UK spy chiefs emerge from shadows to blast Edward Snowden

Britain's intelligence chiefs used their first ever joint public appearance to complain that documents by former U.S. intelligence operative Edward Snowden had put secret operations at risk and were being "lapped up" by al Qaeda.

In an unprecedented evidence session before parliament that local media likened to a scene from a James Bond film, the heads of Britain's three main intelligence agencies said Snowden's disclosures about the mass surveillance they undertake had prompted them to consider being more open about what they do.


But they said parts of their work had to remain secret for national security reasons and that the data leaks, which detailed Britain's close cooperation with the U.S. National Security Agency (NSA), had caused huge damage.


"The leaks from Snowden have been very damaging, they've put our operations at risk," John Sawers, the head of MI6, Britain's foreign intelligence service, told parliament.


"It's clear that our adversaries are rubbing their hands with glee, al Qaeda is lapping it up."


The robust nature of his comments underlined how angry intelligence chiefs are about Snowden and what they believe is the irresponsible way some newspapers published his information despite warnings not to do so.


The leaks have put intelligence chiefs under pressure to be more open about what they do and have prompted a debate about the balance between security and privacy which has led to calls for greater oversight of the agencies' work.

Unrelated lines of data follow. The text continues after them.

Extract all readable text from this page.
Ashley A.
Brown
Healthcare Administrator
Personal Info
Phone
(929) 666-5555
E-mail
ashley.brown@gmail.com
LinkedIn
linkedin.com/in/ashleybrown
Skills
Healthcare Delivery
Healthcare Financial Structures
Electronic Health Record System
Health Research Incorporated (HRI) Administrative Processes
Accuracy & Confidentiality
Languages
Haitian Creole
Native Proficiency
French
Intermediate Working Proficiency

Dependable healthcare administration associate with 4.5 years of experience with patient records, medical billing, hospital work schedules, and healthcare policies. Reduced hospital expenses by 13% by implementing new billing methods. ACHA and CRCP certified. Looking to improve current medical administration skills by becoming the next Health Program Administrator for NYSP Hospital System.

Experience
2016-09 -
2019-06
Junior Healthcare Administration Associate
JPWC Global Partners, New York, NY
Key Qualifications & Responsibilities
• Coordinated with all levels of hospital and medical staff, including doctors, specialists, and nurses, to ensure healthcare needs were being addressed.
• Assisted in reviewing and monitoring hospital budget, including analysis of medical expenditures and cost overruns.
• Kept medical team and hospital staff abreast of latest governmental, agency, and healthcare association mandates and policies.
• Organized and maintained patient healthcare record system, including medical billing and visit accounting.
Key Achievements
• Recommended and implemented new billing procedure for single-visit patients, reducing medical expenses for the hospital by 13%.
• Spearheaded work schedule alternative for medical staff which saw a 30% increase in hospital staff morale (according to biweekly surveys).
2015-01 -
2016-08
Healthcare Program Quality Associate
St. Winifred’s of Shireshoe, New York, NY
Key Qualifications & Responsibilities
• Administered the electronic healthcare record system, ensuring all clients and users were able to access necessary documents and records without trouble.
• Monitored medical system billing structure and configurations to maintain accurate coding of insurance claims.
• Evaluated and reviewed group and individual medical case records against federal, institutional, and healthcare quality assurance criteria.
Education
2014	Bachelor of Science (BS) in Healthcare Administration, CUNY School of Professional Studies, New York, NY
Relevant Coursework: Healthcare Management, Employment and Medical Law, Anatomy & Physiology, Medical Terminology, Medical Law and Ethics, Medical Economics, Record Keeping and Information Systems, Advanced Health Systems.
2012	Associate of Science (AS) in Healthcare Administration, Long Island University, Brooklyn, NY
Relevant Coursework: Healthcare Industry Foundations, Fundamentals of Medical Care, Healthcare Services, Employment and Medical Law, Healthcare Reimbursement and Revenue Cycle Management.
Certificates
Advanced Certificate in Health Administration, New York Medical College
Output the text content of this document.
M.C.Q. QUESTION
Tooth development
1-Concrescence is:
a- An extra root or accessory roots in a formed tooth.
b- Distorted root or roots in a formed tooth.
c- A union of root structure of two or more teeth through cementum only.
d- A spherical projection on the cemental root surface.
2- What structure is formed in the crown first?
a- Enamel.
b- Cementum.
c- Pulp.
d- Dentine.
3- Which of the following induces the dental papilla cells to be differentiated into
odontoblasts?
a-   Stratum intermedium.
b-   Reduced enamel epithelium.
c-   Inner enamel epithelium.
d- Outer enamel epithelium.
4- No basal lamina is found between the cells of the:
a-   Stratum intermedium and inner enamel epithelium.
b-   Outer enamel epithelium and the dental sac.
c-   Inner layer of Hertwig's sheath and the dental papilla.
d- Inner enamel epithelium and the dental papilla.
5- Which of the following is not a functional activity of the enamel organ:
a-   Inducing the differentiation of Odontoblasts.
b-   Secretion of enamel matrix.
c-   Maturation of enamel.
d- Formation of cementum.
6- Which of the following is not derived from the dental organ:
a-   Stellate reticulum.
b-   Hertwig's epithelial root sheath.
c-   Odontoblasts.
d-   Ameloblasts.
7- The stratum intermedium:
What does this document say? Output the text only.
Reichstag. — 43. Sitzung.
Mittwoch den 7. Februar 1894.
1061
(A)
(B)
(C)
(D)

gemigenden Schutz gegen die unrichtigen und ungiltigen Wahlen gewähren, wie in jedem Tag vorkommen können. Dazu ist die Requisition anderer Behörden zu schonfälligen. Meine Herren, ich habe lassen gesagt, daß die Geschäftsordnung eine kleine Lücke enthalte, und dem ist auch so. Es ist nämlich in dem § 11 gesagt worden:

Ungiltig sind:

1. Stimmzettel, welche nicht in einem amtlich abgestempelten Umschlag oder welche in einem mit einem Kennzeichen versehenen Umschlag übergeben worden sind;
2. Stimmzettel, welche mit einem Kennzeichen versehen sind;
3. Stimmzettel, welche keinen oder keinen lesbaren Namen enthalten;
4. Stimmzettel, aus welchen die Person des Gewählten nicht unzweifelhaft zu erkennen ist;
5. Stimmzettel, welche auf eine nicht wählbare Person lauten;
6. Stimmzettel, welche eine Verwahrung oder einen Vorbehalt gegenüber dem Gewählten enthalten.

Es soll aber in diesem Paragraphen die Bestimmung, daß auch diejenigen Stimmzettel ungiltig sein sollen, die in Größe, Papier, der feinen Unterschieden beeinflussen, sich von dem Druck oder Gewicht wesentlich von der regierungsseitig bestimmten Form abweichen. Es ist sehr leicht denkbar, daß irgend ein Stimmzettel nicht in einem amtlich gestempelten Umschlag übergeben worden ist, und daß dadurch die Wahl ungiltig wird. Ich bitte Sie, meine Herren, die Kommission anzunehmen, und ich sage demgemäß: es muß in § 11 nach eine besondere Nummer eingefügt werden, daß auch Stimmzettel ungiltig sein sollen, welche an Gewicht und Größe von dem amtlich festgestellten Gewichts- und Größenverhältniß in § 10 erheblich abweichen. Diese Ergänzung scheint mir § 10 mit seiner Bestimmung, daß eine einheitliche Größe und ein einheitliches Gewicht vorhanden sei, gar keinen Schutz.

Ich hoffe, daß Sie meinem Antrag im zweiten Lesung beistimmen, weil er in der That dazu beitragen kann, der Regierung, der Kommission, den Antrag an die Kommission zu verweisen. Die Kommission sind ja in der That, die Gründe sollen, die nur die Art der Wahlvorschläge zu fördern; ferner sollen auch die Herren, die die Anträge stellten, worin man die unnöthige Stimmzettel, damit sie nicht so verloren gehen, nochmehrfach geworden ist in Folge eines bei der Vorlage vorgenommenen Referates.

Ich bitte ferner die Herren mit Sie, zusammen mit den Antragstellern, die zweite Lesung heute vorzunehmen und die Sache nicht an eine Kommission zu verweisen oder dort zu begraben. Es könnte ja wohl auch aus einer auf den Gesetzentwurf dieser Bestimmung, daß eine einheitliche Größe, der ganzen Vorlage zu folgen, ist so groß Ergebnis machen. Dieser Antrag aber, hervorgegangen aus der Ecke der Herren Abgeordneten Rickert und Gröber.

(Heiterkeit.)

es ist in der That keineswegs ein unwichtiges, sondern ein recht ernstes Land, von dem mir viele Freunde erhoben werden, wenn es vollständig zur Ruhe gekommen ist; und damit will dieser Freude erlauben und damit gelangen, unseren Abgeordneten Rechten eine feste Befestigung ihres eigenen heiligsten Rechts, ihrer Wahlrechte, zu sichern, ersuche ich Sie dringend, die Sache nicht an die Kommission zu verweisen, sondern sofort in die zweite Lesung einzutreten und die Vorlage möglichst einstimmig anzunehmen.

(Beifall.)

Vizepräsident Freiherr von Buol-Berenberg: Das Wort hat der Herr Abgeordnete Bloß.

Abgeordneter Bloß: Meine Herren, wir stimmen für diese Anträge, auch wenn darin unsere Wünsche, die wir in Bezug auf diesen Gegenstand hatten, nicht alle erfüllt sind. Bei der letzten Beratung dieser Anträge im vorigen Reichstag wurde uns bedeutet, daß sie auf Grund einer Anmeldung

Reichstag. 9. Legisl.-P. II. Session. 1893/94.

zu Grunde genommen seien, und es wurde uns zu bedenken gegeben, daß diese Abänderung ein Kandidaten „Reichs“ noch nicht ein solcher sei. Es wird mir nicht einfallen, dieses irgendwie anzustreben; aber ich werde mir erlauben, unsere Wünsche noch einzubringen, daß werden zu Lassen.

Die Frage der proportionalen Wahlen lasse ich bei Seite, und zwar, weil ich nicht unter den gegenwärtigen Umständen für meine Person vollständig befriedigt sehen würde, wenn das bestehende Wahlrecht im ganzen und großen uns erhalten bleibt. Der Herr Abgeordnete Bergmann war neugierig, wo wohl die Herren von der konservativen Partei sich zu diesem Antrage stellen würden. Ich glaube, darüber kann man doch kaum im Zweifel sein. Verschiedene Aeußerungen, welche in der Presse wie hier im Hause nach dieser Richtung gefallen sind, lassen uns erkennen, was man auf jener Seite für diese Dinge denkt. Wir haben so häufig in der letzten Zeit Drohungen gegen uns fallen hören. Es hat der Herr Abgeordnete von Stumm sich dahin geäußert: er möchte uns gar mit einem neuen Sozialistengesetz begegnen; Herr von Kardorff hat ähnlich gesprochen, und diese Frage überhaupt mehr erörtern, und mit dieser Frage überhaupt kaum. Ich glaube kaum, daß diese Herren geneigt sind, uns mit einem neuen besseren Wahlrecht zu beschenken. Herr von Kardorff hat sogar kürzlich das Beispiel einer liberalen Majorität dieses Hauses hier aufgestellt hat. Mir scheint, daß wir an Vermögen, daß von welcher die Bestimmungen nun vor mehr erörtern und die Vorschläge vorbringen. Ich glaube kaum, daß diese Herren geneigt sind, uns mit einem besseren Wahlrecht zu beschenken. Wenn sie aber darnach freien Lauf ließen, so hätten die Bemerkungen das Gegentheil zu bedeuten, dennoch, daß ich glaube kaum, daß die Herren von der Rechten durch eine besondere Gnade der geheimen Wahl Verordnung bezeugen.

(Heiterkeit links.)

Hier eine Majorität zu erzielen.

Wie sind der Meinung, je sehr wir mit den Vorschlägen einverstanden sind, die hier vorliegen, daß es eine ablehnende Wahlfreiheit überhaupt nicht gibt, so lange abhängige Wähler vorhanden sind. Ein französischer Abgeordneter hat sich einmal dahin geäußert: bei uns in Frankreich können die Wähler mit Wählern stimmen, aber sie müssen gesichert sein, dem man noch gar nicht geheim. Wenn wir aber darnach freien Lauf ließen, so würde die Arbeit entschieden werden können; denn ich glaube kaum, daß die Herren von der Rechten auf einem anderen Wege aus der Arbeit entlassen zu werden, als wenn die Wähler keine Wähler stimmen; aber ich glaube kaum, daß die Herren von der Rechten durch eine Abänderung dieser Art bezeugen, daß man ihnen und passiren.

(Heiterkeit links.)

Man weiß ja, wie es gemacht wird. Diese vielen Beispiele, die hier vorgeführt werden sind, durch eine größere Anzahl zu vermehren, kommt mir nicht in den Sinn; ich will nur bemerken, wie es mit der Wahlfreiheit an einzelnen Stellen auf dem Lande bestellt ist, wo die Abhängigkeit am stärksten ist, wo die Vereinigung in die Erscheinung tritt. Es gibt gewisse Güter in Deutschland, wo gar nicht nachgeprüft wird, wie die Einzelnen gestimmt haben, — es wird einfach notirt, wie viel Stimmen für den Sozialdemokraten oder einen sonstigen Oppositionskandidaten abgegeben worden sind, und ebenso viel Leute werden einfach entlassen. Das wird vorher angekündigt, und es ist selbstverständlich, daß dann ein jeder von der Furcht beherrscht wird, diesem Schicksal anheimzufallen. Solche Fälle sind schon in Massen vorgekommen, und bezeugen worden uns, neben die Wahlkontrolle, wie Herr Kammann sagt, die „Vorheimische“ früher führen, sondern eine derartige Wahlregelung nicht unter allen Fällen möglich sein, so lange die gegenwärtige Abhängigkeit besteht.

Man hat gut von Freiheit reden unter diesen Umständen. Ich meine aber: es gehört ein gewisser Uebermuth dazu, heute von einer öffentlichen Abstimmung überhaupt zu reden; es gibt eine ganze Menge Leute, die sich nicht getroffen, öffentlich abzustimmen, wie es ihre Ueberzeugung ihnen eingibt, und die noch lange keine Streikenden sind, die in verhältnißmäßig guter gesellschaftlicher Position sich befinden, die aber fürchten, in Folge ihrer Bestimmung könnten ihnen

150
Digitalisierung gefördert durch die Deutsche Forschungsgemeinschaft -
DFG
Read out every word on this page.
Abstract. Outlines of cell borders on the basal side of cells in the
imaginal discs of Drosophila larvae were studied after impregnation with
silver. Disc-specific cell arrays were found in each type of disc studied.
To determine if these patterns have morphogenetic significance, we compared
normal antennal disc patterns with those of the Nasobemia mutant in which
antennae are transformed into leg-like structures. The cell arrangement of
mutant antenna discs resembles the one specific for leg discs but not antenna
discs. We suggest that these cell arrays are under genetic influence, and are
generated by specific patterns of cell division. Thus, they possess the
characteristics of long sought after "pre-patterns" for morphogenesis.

Iain Lobban, the director of GCHQ, Britain's electronic eavesdropping agency, told lawmakers that intelligence chiefs were "actively considering" whether more information should now be shared with the public as a result.


Visibly emotional, he argued however that "certain methods" should remain secret and cited what he said were specific examples where the Snowden data leaks had harmed Britain's national security.


"We've seen terrorist groups in the Middle East, in Afghanistan and elsewhere in south Asia discussing the revelations in specific terms," he said.


"We have actually seen chat around specific terrorist groups who, even close to home, discuss how to avoid what they now perceive to be vulnerable communications methods, or how to select communications which they now perceive not to be exploitable."